Texas Teachers: How We Actually Teach About Racism
As a child in her San Antonio fourth grade classroom, Alejandra Lopez learned about the Battle of Alamo the way most Texas students do: The Anglo fighters were valiant heroes against the Mexican enemy, led by Gen. Antonio López de Santa Anna.
“I remember thinking, ‘Oh no, I have the same last name as the bad guy, as the villain in this story,’” she said. “That is really messed up, to carry that as a fourth grader.”
When her father tried to tell her the story from the Mexican perspective — that the white settlers were colonizers — she said she didn’t trust him.
“I put the trust in my teachers,” she said.
Years later, arriving as an undergraduate at Stanford University, she took an introductory course in Chicano/Chicana studies. She said she learned that white settlers wanted independence from Mexico largely to preserve slavery, which Mexico had outlawed, and she quickly realized that the history she had learned in K-12 had been “severely lacking.”
“It was written from a perspective that is not the perspective of my people — that is meant to indoctrinate me, a working class woman of color, into an American narrative of exceptionalism,” she said. “As a young brown child, I was being meant to experience history through the lens of the colonizer.”
That “absolutely atrocious” feeling eventually helped lead her to become a teacher back in her hometown.
“I wanted to teach differently than I had been taught,” she said.
How Texas students learn about race and history has become an incendiary topic in recent months. In a state where more than half of public school students are Hispanic and 27% are white, many conservative state lawmakers have raised alarm about the idea of lessons that seek to reframe history lessons.
Those lawmakers have repeatedly claimed that “critical race theory” is being used to teach children that they are racist and that the U.S. is an irredeemably racist country. They have already passed one measure, House Bill 3979, purportedly to combat the theory, though the bill never mentions it by name nor does anything to ban directly teaching its concepts, such as racial formation and intersectionality.
Meanwhile, Gov. Greg Abbott has called for more legislation, declaring that he wants to “abolish” critical race theory in Texas classrooms and adding the issue to the agenda for two consecutive special sessions of the Texas Legislature. One such bill that calls for students to be taught a “a commitment to the United States and its form of government” has already passed the Senate and will be heard in a House committee hearing Tuesday.

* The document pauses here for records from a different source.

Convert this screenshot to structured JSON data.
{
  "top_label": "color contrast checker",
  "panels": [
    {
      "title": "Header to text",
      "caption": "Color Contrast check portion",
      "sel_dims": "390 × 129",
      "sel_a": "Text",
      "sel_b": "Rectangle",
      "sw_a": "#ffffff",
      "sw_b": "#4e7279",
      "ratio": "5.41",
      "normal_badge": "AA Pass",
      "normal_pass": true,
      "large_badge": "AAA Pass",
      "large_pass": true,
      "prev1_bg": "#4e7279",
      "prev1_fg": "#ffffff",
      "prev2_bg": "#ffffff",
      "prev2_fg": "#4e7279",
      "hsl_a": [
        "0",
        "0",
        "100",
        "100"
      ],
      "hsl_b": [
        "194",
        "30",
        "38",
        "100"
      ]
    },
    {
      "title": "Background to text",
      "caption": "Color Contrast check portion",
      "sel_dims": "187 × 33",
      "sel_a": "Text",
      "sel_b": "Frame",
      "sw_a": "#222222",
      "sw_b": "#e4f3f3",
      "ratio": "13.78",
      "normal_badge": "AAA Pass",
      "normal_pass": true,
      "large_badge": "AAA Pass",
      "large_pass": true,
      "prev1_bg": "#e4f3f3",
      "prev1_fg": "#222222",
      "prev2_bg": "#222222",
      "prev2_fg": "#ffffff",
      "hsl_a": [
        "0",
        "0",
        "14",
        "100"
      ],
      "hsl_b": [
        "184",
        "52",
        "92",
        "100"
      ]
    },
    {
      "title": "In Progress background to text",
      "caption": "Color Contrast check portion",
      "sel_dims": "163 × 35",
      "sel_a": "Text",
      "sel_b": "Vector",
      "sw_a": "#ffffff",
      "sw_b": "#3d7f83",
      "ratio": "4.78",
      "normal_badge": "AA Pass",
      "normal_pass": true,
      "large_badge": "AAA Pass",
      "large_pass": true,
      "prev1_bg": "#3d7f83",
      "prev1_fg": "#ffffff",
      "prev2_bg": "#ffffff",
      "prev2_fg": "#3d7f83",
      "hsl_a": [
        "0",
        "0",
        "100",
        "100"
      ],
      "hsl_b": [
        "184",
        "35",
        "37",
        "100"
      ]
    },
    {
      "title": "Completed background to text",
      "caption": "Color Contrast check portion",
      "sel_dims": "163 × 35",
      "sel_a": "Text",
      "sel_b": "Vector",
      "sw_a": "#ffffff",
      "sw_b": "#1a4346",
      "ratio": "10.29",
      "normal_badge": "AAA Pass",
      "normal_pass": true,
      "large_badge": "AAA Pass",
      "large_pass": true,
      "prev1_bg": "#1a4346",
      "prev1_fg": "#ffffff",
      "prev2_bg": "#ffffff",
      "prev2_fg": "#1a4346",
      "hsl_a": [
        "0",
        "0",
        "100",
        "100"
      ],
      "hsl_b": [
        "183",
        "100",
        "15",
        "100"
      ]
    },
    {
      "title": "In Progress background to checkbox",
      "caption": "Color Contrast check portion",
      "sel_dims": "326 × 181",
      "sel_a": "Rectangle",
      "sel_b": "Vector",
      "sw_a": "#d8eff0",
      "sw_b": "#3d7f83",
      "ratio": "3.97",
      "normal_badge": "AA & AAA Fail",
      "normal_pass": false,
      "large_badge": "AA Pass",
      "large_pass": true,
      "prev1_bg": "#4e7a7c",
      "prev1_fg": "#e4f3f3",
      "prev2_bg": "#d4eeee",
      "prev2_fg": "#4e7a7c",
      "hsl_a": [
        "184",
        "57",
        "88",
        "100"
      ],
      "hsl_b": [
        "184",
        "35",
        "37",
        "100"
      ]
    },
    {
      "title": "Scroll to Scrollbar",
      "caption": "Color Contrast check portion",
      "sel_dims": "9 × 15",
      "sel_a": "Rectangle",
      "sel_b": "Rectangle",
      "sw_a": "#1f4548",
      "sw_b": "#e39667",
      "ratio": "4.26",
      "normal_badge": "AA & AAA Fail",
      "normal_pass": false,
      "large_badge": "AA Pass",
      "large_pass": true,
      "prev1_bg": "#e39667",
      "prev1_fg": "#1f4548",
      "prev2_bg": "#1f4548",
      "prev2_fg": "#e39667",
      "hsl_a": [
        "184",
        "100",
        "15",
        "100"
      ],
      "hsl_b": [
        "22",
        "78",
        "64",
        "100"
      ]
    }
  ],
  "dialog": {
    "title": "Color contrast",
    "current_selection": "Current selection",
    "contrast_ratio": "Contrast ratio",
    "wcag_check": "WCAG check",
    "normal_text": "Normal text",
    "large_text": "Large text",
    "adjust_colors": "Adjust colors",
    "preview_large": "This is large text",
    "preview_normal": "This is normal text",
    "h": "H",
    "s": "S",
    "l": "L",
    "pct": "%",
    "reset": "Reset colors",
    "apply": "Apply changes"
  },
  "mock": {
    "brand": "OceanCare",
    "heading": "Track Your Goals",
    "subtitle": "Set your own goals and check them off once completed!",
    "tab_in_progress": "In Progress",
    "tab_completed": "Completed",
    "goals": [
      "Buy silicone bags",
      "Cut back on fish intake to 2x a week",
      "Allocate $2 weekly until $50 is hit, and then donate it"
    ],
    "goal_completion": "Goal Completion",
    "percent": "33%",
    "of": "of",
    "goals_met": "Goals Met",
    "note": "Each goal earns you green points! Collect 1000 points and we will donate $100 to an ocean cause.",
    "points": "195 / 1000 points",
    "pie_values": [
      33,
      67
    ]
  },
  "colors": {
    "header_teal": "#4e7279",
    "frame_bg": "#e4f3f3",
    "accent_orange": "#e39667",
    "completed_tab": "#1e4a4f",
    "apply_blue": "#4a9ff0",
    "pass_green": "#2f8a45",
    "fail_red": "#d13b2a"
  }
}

But as those debates rage on, some teachers across disciplines are pressing on with approaches to teaching that are influenced by forms of critical theory — such as critical race theory. These approaches look very different from how Republicans characterize it, they say.
Far from trying to incur guilt in white students or establish racial superiority, they say, anti-racist teaching efforts are about affirming and empowering all students, in light of their race, class and all aspects of identity, to be critical thinkers and agents of their own learning — and to make sense of themselves, their communities and their society in complex ways.